A 10-minute (air-conditioned!) bus ride to Kampong Glam, the centre of the Malay community where the impressive Sultan’s Mosque is located, has us tearing into a murtabak, stuffed pan-fried bread filled with mutton curry and later, sipping on hot teh tarik, which is tea pulled or poured from a great height.
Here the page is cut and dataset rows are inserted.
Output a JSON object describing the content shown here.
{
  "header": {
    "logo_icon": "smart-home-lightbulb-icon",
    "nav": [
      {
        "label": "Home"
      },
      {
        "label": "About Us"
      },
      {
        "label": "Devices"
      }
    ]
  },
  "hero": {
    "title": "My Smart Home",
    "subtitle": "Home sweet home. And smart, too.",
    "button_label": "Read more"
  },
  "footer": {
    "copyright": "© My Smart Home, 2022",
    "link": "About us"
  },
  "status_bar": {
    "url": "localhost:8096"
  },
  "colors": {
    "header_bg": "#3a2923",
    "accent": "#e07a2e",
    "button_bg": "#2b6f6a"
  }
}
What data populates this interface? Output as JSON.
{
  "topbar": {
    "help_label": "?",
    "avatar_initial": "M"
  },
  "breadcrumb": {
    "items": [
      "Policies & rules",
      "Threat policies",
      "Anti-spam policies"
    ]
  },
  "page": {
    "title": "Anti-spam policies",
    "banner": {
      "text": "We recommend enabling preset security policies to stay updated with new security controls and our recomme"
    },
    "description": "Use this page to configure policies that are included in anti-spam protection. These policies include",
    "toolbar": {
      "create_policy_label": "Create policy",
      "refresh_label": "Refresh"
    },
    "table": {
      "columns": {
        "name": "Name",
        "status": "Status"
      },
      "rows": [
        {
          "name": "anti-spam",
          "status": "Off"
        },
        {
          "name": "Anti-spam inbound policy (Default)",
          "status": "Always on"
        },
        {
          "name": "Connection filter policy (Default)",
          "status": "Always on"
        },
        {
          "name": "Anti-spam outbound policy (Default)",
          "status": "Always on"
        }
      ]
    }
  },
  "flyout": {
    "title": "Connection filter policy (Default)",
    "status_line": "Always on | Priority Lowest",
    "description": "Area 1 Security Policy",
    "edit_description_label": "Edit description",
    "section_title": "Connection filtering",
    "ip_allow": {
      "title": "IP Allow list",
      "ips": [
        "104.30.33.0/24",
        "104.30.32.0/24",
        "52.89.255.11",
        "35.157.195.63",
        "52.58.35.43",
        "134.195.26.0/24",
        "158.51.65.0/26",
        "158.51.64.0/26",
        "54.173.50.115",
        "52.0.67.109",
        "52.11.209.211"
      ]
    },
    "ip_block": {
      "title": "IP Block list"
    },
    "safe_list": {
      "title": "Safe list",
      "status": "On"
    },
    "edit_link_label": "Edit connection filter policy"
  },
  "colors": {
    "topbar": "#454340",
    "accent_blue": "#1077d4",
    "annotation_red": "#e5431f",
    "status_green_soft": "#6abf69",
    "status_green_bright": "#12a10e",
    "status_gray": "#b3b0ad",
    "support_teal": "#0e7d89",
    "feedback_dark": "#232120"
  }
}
In Little India, completing the four main cultural groups that make up Singapore, Ling takes us to a cosy spot squeezed to the brim with locals where we enjoy dosa and a vegetarian thali, and later, Indian sweetmeats rich with cashew nuts and almonds. On the walk home, I seek out a vendor selling chilled coconut water, already planning a dinner of laksa and chilli crab [see side bar] with the locals in the vibrant Geylang neighbourhood.
EAT LIKE A LOCAL
No visit to Singapore is complete without lingering at the hawker centres and the haunts favoured by locals to sample some of the island’s best bites at affordable prices. Here are some of our favourites:
KAYA TOAST AND KOPI
The quintessential Singaporean breakfast – white toast is smeared with coconut-and-egg jam while hot, and very runny eggs are quickly whisked, before dunking your toast in the eggy mess. Enjoy with a steaming cup of milky kopi (coffee).
Try it at: Toast Box (toastbox.com.sg) or Yakun (yakun.com), a coffee shop chain found all over the island.
One of Singapore’s iconic dishes, mud crabs are simmered in a thick sweet and spicy tomato sauce. It’s best with deep-fried sweet buns and makes for
a delicious and messy affair.
Try it at: No Signboard Seafood (nosignboardholdings.com) at its Geylang branch. They are also known for their white pepper crab.
Tender, bite-sized poached chicken is served with fragrant rice and chilli paste on the side. It’s a simple, ubiquitous dish but some versions are superior to others.
Try it at: Michelin-starred Hawker Chan (liaofanhawkerchan.com), one of the cheapest one-star Michelin restaurants around. There are a few locations you can check out.
A Peranakan spicy noodle soup made with prawns, thick vermicelli, fish cakes, tofu puffs, bean sprouts and a boiled egg. It’s presented as
a coconut milk curry soup.
Try it at: 51 E Coast Road – we recommend the 328 Katong laksa.
Rice is steamed in coconut milk within an aromatic pandan leaf and served with deep-fried chicken or fish, local anchovies, peanuts, boiled eggs, cucumber and sambal. It’s a feast on a plate.
Try it at: Mizzy’s Corner at Changi Village Hawker Centre, 2 Changi Village Rd. You can also look out for nasi lemak cookies as a souvenir from The Cookie Museum (thecookiemuseum.com).